While the strength of the Australian dollar was having a dampening effect on prices, Mr Stevens said market forecasts of a rate rise in either February or March next year were realistic.
“For the period in which we are going into in the near term, I think that (the monetary policy setting) is about the right level,” Mr Stevens told the House of Representatives Standing Committee on Economics on Friday.
“At the moment, most commentators and market pricing do not anticipate any sort of near term change by us for quite some time and I think that’s probably a reasonable position for them to have, based on the information we have now.”
The RBA raised the cash rate to 4.75 per cent at its November board meeting.
Despite the record high terms of trade this year, the RBA has maintained its inflation target range of 2.5 per cent for 2011.
The consumer price index was 2.8 per cent in the year to the end of September.
Quizzed about whether the RBA had any means, other than monetary policy, to tighten spending without inflicting too much pain on vulnerable sections of the population, Mr Stevens said: “I don’t have another tool and it’s really up to other arms of policy to help manage these regional differences.”

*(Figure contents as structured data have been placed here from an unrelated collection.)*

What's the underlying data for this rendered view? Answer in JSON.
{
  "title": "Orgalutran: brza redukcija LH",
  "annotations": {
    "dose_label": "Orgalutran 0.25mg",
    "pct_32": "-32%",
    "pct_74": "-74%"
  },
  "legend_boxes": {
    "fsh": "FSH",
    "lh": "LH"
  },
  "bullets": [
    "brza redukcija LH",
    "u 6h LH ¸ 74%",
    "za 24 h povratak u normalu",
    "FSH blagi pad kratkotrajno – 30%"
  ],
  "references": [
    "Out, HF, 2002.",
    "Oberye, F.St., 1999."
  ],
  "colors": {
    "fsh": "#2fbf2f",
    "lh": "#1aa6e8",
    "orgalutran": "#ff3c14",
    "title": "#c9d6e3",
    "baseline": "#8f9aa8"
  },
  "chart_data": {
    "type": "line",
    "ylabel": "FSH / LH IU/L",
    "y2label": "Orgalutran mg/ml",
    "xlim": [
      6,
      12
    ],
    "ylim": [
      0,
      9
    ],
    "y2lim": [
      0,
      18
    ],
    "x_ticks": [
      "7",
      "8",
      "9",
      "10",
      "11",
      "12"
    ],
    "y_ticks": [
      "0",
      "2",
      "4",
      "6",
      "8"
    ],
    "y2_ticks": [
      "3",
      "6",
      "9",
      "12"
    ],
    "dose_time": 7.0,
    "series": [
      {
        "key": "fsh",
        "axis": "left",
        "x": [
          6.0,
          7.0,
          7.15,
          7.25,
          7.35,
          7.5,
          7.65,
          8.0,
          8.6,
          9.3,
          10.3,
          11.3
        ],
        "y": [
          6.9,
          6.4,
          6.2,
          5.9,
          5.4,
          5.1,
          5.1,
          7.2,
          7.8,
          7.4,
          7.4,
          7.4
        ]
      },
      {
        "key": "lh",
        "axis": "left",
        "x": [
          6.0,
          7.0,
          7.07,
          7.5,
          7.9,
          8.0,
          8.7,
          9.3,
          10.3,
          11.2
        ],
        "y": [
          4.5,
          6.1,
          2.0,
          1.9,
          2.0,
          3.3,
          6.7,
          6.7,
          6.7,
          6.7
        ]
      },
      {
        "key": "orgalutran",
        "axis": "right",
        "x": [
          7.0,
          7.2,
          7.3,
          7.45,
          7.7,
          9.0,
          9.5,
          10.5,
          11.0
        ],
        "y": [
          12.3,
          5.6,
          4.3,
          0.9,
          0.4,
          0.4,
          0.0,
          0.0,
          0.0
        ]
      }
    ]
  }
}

He said the November rate rise was a pre-emptive decision and admitted that in the past the RBA had sometimes taken too long to raise the cash rate.
The central bank was now dealing with a “once or twice in 100 year” commodity boom, he said.
“We will probably move a little bit earlier than the moment when it’s clear that we have to,” he said.
“There is some risk that you do things you don’t need to do.” All major banks lifted their rates by a higher amount than the RBA this month after the most recent 0.25 per cent increase in the cash rate.
But Mr Stevens said borrowers were not paying “seriously higher interest rates than they should be” in the current economic environment. “I don’t think they are, because we’ve pretty much offset the change in the margins,” Mr Stevens told the committee.
Exports to China and India, where growth was running at around 10 per cent, were likely to play the biggest role in the years ahead, he said.
“But looking further ahead, in an economy with reasonably modest amounts of spare capacity, the terms of trade near an all-time high and the likely need to accommodate the largest resource-sector investment expansion in a century, it is pretty clear that the medium-term risks on inflation lie in the direction of it being too high, rather than too low,” the central bank governor said.
The Reserve Bank has an inflation target of two to three per cent. Given the increase in bank loan rates to a level higher than the RBA, monetary policy settings are “a bit above normal” now, he said.
“And that’s appropriate for the circumstances we think the economy is going to face.”